A razão que sempre é dada para a popularidade do personagem é justamente o quão fácil é se identificar com ele. Os problemas que ele enfrenta são problemas que todo mundo também enfrenta, na família, amigos, amor, trabalho, dinheiro, ele é uma pessoa comum que por acaso é um super-herói também – e isso só faz complicar sua vida pessoal.


Uma das maiores críticas à franquia The Amazing Spider-Man foi ter tirado da história a capacidade de identificação, ao fazer o Peter ser a única pessoa possível para ser o Homem-Aranha, graças a questões genéticas do pai dele e tal, essencialmente tornando a história uma de destino, comum às histórias de fantasias clássicas, ele estava desde sempre destinado a ser o Homem-Aranha e tal... mas essa não é uma história fantástica normal, ela tem esse aspecto do cotidiano, que é fundamental para que ela funcione, e esses dois filmes meio que tiraram isso.


Então não é algo que só eu acho, com certeza, e a popularidade de Harry Potter e do Homem-Aranha prova isso.
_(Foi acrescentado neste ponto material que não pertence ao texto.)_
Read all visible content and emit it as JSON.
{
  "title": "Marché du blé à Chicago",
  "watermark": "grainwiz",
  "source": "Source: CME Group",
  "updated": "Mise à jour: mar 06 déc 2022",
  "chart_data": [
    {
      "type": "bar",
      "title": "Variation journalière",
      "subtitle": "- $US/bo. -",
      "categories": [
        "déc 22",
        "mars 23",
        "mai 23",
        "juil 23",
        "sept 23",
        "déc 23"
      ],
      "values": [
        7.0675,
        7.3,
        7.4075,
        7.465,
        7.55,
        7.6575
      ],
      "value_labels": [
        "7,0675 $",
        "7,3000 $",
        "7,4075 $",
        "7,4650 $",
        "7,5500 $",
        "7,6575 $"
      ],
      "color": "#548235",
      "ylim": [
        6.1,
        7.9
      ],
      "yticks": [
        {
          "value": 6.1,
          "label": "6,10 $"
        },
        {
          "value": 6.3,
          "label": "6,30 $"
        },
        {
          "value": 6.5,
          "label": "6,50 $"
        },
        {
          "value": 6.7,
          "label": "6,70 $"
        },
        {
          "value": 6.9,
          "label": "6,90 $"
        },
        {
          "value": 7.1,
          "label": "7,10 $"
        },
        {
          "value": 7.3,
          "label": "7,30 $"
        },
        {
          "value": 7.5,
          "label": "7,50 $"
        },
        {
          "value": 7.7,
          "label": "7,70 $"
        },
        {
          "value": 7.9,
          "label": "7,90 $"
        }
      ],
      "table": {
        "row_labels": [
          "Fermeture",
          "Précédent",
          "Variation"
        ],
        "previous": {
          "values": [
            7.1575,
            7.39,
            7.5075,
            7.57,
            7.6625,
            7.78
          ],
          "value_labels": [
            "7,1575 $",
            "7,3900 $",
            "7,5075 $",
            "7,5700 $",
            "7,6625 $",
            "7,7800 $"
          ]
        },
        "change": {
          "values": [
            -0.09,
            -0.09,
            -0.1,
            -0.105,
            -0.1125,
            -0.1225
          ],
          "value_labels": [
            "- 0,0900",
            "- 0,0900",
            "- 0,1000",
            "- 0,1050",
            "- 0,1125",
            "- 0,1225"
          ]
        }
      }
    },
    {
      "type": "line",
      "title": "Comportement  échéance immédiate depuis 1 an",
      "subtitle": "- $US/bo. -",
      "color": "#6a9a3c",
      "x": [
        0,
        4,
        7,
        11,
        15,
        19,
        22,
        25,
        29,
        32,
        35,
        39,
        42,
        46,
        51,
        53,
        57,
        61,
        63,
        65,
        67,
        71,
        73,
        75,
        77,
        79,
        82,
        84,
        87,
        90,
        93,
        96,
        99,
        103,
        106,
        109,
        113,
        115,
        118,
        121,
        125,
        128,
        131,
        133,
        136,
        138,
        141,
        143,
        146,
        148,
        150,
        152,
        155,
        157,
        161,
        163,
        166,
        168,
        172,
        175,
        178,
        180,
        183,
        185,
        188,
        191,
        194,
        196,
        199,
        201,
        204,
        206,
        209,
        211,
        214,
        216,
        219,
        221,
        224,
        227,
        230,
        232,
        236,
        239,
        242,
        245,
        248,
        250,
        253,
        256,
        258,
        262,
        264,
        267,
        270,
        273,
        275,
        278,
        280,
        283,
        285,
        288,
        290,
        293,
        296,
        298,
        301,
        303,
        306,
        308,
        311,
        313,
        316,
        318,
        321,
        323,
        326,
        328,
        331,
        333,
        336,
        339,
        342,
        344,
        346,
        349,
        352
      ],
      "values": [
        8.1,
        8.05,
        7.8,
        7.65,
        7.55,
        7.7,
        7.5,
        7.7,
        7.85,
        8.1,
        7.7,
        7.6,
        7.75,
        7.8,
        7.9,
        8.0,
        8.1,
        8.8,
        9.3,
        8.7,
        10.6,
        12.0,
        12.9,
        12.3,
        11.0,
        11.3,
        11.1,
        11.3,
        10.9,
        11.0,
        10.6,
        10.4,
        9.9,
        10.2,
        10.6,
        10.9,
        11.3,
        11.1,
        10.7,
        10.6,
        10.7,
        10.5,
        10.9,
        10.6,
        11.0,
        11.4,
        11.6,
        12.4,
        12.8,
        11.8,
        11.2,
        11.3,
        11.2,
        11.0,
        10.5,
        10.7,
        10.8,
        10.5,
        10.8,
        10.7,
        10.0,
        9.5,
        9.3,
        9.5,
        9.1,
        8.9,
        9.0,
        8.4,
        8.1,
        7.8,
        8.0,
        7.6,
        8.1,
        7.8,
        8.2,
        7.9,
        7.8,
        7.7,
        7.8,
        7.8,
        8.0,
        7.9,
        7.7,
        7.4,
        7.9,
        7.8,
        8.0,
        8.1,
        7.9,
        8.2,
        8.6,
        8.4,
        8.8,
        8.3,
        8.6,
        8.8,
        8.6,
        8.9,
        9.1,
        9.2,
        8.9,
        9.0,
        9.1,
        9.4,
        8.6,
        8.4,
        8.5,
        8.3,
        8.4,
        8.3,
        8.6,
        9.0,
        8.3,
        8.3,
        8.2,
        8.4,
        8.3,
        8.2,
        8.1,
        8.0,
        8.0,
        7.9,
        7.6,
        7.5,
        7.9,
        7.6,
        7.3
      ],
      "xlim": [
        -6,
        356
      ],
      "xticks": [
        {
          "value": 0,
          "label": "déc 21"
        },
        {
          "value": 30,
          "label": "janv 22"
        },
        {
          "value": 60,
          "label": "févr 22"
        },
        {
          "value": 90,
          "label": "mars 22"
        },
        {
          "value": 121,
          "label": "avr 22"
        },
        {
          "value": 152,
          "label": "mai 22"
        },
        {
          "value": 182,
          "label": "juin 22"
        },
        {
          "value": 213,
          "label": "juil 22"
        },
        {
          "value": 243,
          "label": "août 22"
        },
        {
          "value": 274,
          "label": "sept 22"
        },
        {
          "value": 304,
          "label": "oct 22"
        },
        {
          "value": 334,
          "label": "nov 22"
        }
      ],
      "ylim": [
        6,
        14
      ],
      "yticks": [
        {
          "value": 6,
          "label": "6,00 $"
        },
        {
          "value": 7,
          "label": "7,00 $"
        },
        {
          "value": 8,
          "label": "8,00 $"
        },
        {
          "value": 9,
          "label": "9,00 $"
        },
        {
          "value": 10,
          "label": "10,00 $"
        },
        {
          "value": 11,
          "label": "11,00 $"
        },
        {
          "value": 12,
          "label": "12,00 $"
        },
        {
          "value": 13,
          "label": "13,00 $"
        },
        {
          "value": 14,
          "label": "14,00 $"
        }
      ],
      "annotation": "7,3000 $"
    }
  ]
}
E eu acho que a segunda trilogia de Peculiar Children poderia ter pegado inspiração nessas obras, e seguido o caminho que tinha preparado nas primeiras cem páginas. Óbvio que ainda ia ter vilão, ainda ia ter aventura, porque com certeza não ia ser só cotidiano, nem eu estava esperando isso... mas podia pelo menos ser que nem essas duas outras histórias, em que o vilão é extremamente secundário ao enredo, e o que importa mesmo são as relações sociais e o dia a dia dos protagonistas.


Porque todo mundo sabe que o mundo vai ser salvo no final. Isso não desperta a tensão no espectador. O que desperta é saber se os personagens vão conseguir sucesso na vida pessoal, vão conseguir aquele trabalho que tanto desejam, vão ficar com a pessoa que querem, vão ter o perdão da família. E esse tipo de coisa nos atrai tanto porque podemos nos identificar com esses personagens, ao mesmo tempo em que admiramos esse mundo fantástico em que eles vivem.


Por mais histórias de cotidiano em mundos de fantasia, por favor!